Brutal farmers make Indian land grab
The peoples of Raposa-Serra do Sol are under attack from violent farmers.
Vicious attacks have shaken their communities as the state government refuses to uphold the law.
![]() |
| Makuxi wearing traditional paishara costumes. © 1996 Fiona Watson/Survival |
The Makuxi, Wapixana, Ingarikó, Taurepang and Patamona peoples inhabit a land called Raposa-Serra do Sol (Land of the Fox and Mountain of the Sun) in the north of Brazil, on the border with Venezuela and Guyana.
It is a spectacularly beautiful region of mountains, tropical forest, savanna, rivers and waterfalls.
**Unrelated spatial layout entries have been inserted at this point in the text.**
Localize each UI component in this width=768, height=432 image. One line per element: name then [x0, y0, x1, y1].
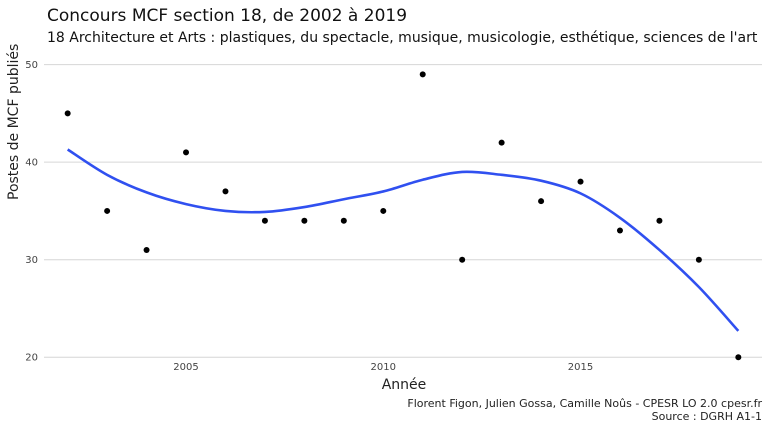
x-tick-2015: 2015	[568, 362, 593, 373]
data-point-2014	[538, 198, 545, 205]
data-point-2016	[616, 227, 623, 234]
grid-lines	[44, 64, 762, 358]
y-tick-40: 40	[25, 158, 38, 169]
data-point-2012	[459, 256, 466, 263]
x-axis-label: Année	[382, 377, 427, 393]
data-point-2009	[340, 217, 347, 224]
data-point-2002	[64, 110, 71, 117]
x-tick-2005: 2005	[173, 362, 198, 373]
x-tick-2010: 2010	[371, 362, 396, 373]
data-point-2006	[222, 188, 229, 195]
y-tick-50: 50	[25, 60, 38, 71]
caption-source: Source : DGRH A1-1	[651, 410, 762, 423]
y-tick-labels: 20 30 40 50	[25, 60, 38, 364]
data-point-2011	[419, 71, 426, 78]
data-point-2008	[301, 217, 308, 224]
y-tick-20: 20	[25, 353, 38, 364]
data-point-2004	[143, 246, 150, 253]
smooth-trend-line	[66, 148, 740, 332]
y-tick-30: 30	[25, 255, 38, 266]
data-point-2018	[695, 256, 702, 263]
data-point-2010	[380, 207, 387, 214]
data-point-2015	[577, 178, 584, 185]
data-point-2017	[656, 217, 663, 224]
chart-subtitle: 18 Architecture et Arts : plastiques, du…	[47, 30, 758, 46]
data-point-2013	[498, 139, 505, 146]
x-tick-labels: 2005 2010 2015	[173, 362, 593, 373]
caption: Florent Figon, Julien Gossa, Camille Noû…	[407, 397, 762, 423]
caption-authors: Florent Figon, Julien Gossa, Camille Noû…	[407, 397, 762, 410]
chart-title: Concours MCF section 18, de 2002 à 2019	[47, 6, 408, 26]
data-point-2005	[183, 149, 190, 156]
data-point-2003	[104, 207, 111, 214]
data-points	[64, 71, 742, 361]
data-point-2019	[735, 354, 742, 361]
data-point-2007	[261, 217, 268, 224]
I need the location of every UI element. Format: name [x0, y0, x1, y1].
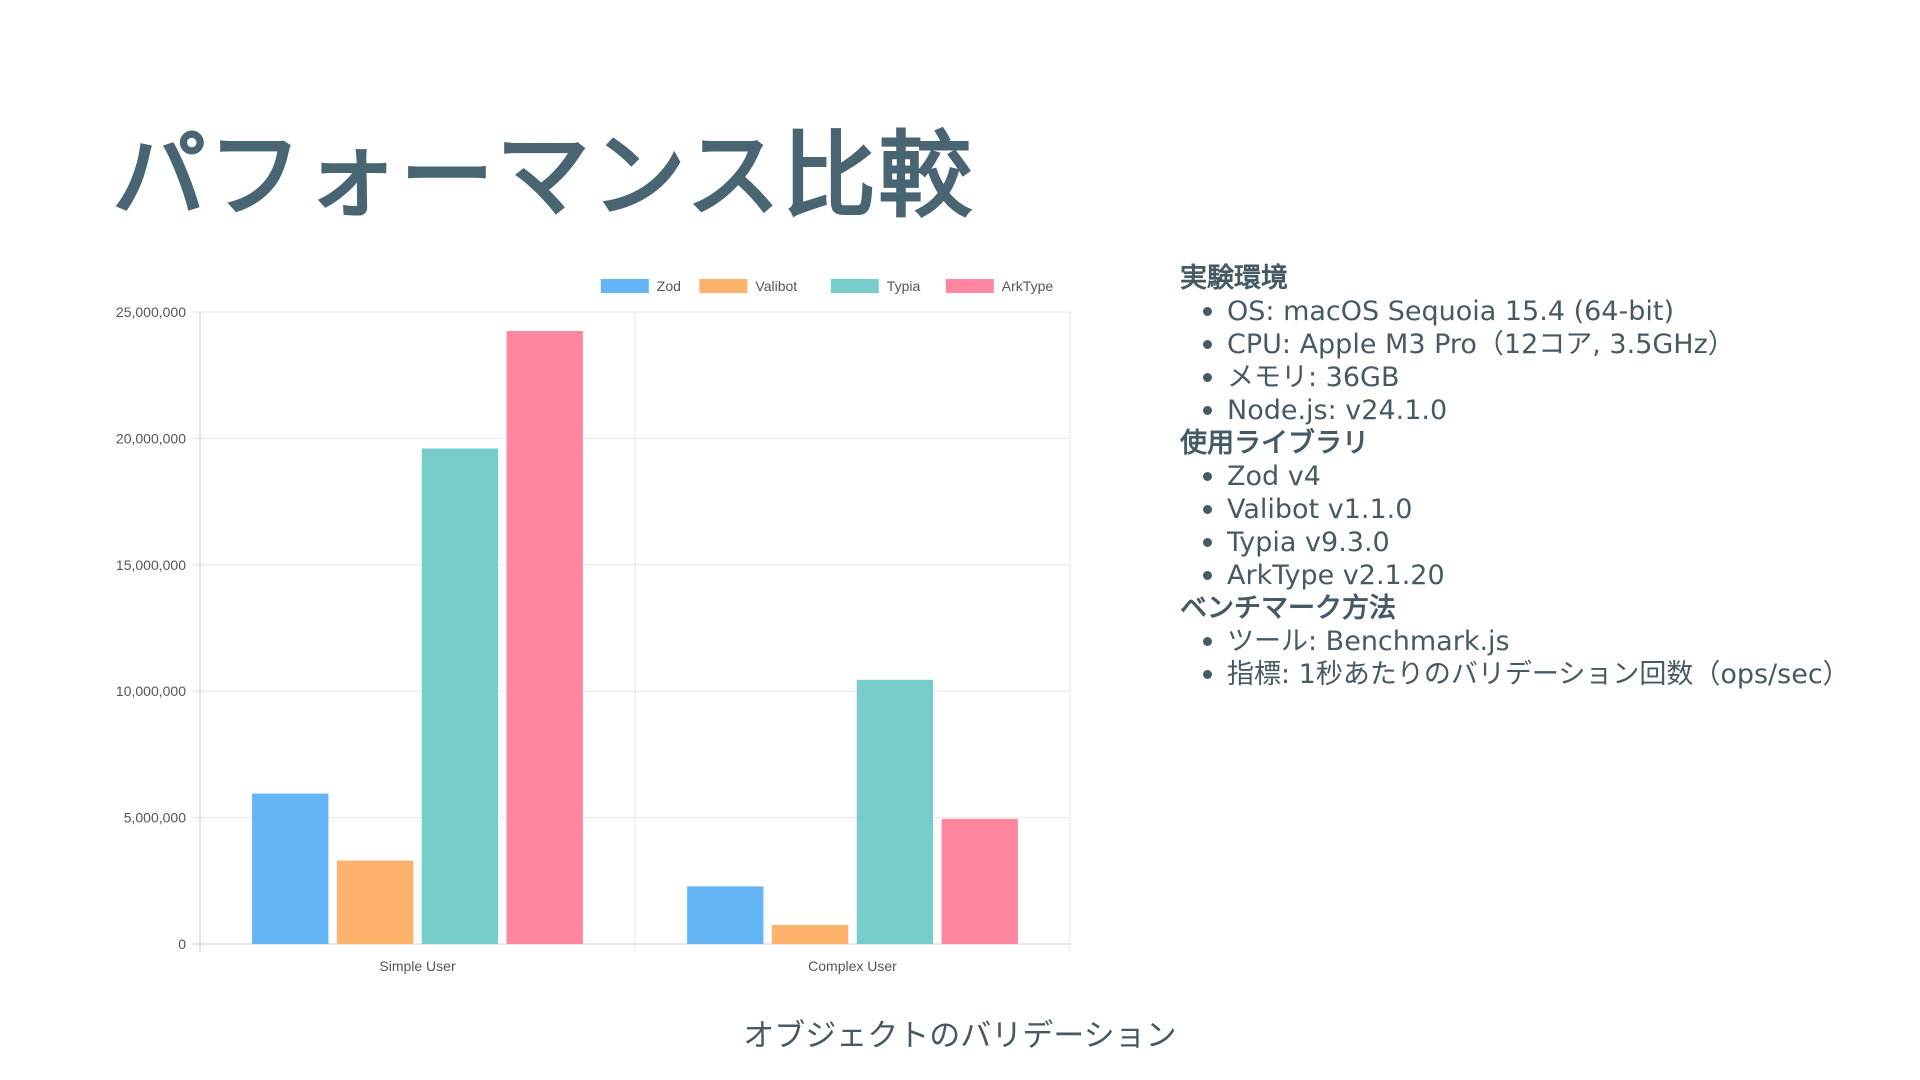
- grid-layer: [192, 311, 1071, 952]
- bar-zod-2: [687, 886, 764, 944]
- list-item-text: ツール: Benchmark.js: [1227, 626, 1510, 657]
- axis-layer: 0 5,000,000 10,000,000 15,000,000 20,000,000…: [116, 304, 897, 974]
- info-section-libraries: 使用ライブラリ Zod v4 Valibot v1.1.0 Typia v9.3…: [1180, 427, 1880, 592]
- legend-swatch-arktype: [945, 279, 994, 293]
- bullet-icon: [1203, 571, 1212, 580]
- info-heading-libraries: 使用ライブラリ: [1180, 428, 1369, 459]
- info-panel: 実験環境 OS: macOS Sequoia 15.4 (64-bit) CPU…: [1180, 262, 1880, 691]
- chart-caption: オブジェクトのバリデーション: [743, 1018, 1177, 1054]
- info-list-libraries: Zod v4 Valibot v1.1.0 Typia v9.3.0 ArkTy…: [1180, 460, 1880, 592]
- slide-title: パフォーマンス比較: [112, 122, 975, 231]
- list-item-text: Zod v4: [1227, 461, 1321, 492]
- y-tick-label: 0: [178, 936, 186, 952]
- bullet-icon: [1203, 340, 1212, 349]
- y-tick-label: 25,000,000: [116, 304, 186, 320]
- info-heading-environment: 実験環境: [1180, 263, 1288, 294]
- y-tick-label: 5,000,000: [124, 810, 186, 826]
- y-tick-label: 10,000,000: [116, 683, 186, 699]
- bar-typia-2: [856, 679, 934, 944]
- info-section-method: ベンチマーク方法 ツール: Benchmark.js 指標: 1秒あたりのバリデ…: [1180, 592, 1880, 691]
- legend-label-arktype: ArkType: [1002, 278, 1054, 294]
- bar-chart-svg: 0 5,000,000 10,000,000 15,000,000 20,000,000…: [116, 278, 1071, 974]
- bullet-icon: [1203, 670, 1212, 679]
- list-item: Typia v9.3.0: [1203, 526, 1880, 559]
- legend-swatch-zod: [600, 279, 649, 293]
- x-tick-label: Complex User: [808, 958, 897, 974]
- list-item: OS: macOS Sequoia 15.4 (64-bit): [1203, 295, 1880, 328]
- bullet-icon: [1203, 472, 1212, 481]
- y-tick-label: 20,000,000: [116, 430, 186, 446]
- bar-chart: 0 5,000,000 10,000,000 15,000,000 20,000,000…: [90, 262, 1090, 982]
- list-item: Zod v4: [1203, 460, 1880, 493]
- info-list-environment: OS: macOS Sequoia 15.4 (64-bit) CPU: App…: [1180, 295, 1880, 427]
- info-list-method: ツール: Benchmark.js 指標: 1秒あたりのバリデーション回数（op…: [1180, 625, 1880, 691]
- bullet-icon: [1203, 505, 1212, 514]
- legend: Zod Valibot Typia ArkType: [600, 278, 1054, 294]
- bar-valibot-2: [771, 925, 849, 944]
- list-item-text: Valibot v1.1.0: [1227, 494, 1413, 525]
- legend-label-zod: Zod: [657, 278, 681, 294]
- bullet-icon: [1203, 373, 1212, 382]
- bar-arktype-2: [941, 818, 1018, 944]
- legend-label-typia: Typia: [887, 278, 921, 294]
- list-item: メモリ: 36GB: [1203, 361, 1880, 394]
- list-item-text: Typia v9.3.0: [1227, 527, 1390, 558]
- bullet-icon: [1203, 538, 1212, 547]
- list-item-text: 指標: 1秒あたりのバリデーション回数（ops/sec）: [1227, 659, 1850, 690]
- list-item-text: Node.js: v24.1.0: [1227, 395, 1448, 426]
- bar-zod-1: [252, 793, 329, 944]
- legend-label-valibot: Valibot: [755, 278, 797, 294]
- list-item-text: メモリ: 36GB: [1227, 362, 1400, 393]
- y-tick-label: 15,000,000: [116, 557, 186, 573]
- bar-arktype-1: [506, 330, 583, 945]
- legend-swatch-valibot: [699, 279, 748, 293]
- list-item: 指標: 1秒あたりのバリデーション回数（ops/sec）: [1203, 658, 1880, 691]
- bullet-icon: [1203, 637, 1212, 646]
- bar-typia-1: [421, 448, 499, 944]
- bullet-icon: [1203, 307, 1212, 316]
- list-item: ArkType v2.1.20: [1203, 559, 1880, 592]
- list-item: ツール: Benchmark.js: [1203, 625, 1880, 658]
- bar-valibot-1: [336, 860, 414, 944]
- x-tick-label: Simple User: [379, 958, 456, 974]
- list-item-text: CPU: Apple M3 Pro（12コア, 3.5GHz）: [1227, 329, 1735, 360]
- list-item: CPU: Apple M3 Pro（12コア, 3.5GHz）: [1203, 328, 1880, 361]
- list-item: Node.js: v24.1.0: [1203, 394, 1880, 427]
- legend-swatch-typia: [830, 279, 879, 293]
- list-item-text: OS: macOS Sequoia 15.4 (64-bit): [1227, 296, 1674, 327]
- list-item: Valibot v1.1.0: [1203, 493, 1880, 526]
- info-heading-method: ベンチマーク方法: [1180, 593, 1396, 624]
- bullet-icon: [1203, 406, 1212, 415]
- bar-layer: [252, 330, 1018, 945]
- list-item-text: ArkType v2.1.20: [1227, 560, 1445, 591]
- info-section-environment: 実験環境 OS: macOS Sequoia 15.4 (64-bit) CPU…: [1180, 262, 1880, 427]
The territory is about 1.7 million hectares and is home to approximately 18,000 – 20,000 Indians.
Despite having had contact with outsiders for over two centuries, the Indians maintain their languages and customs.
Many communities run their own education and health projects and have set up several organisations to defend their rights and help run their projects.
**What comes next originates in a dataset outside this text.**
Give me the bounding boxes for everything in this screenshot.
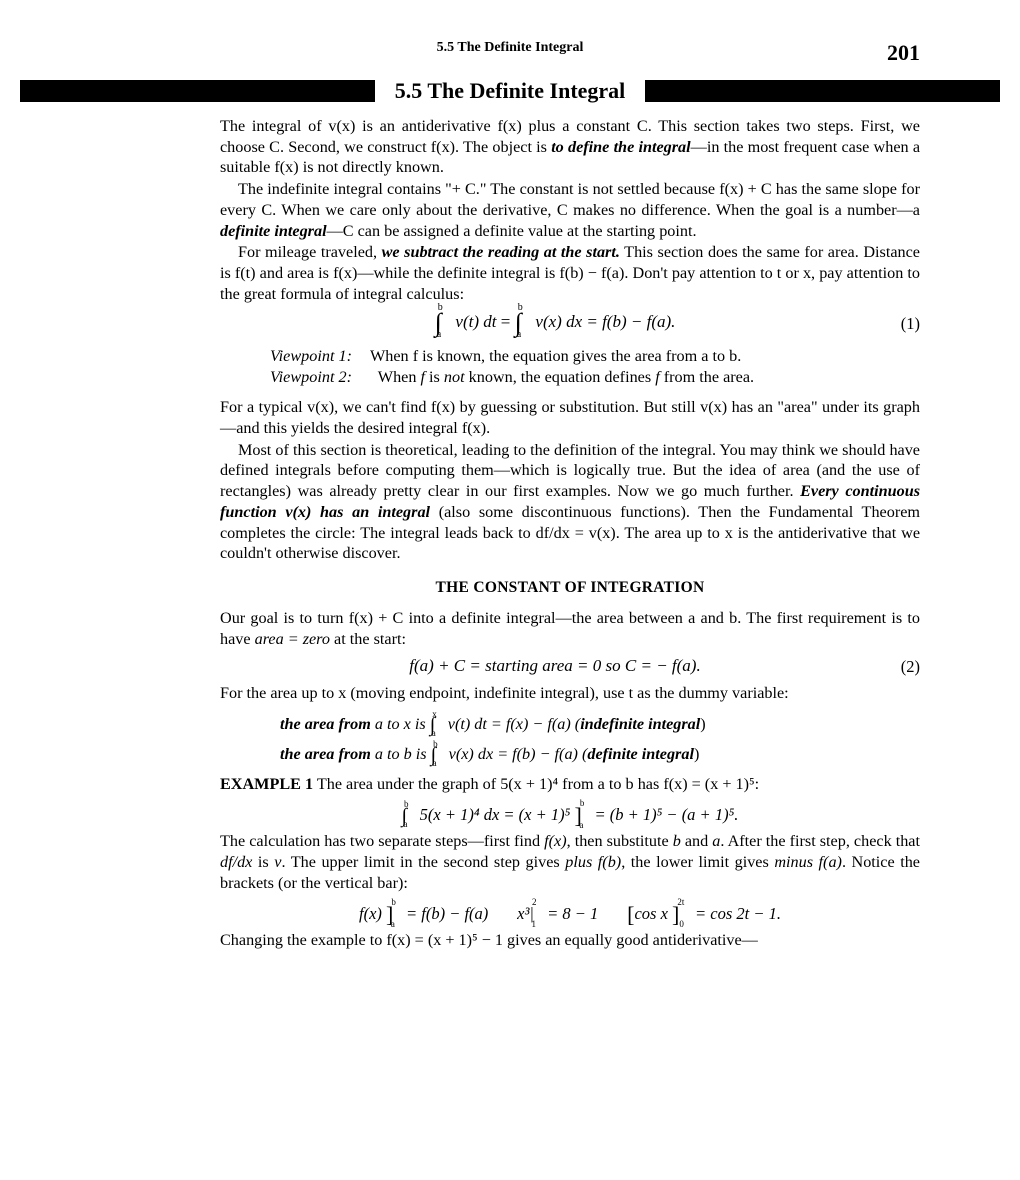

After years of campaigning led by the Indigenous Council of Roraima (CIR), Survival and many NGOs in Brazil and elsewhere, Raposa-Serra do Sol was signed into law by President Luis Inácio Lula da Silva on 15 April 2005.
There was much jubilation at this milestone as the territory had been the object of a sustained and violent campaign by local ranchers and settlers to stop the Indians winning it back.
In the last three decades over twenty Indians have been killed and hundreds injured during the Indians’ tireless struggle to reclaim their ancestral land.
A group of rice farmers, supported by local politicians, waged a war on the Indians, using increasingly violent tactics, shooting and wounding at least ten Indians, burning bridges to prevent Indians entering or leaving their land, and throwing a bomb into one community.
The government of Roraima state lodged a petition in Brazil’s Supreme Court contesting the federal government’s official recognition of the Raposa-Serra do Sol and demanding that it be reduced in size.
Nearly 20,000 Indians live there and rely on the land and rivers for their livelihood, yet the six farmers and local politicians claim that they are obstacles to the state’s development.
Finally, on 19th March 2009 in a landmark ruling, the majority of Supreme Court judges upheld the Indians’ rights to their land, saying it had been demarcated according to the constitution and that its size and borders should be maintained.
The judges also affirmed the importance of maintaining indigenous territories as single, continuous areas and stated that territories on Brazil’s borders do not pose a risk to national sovereignty.
Makuxi leader Jacir José de Souza of the Indigenous Council of Roraima (CIR) said ‘The land is our mother. We are happy that [our land] has been reclaimed and that the Supreme Court has vindicated indigenous people.’
‘Now we have the right to fish in our rivers once more without fear of being shot at by the farmers’ gunmen,’ said another Makuxi leader.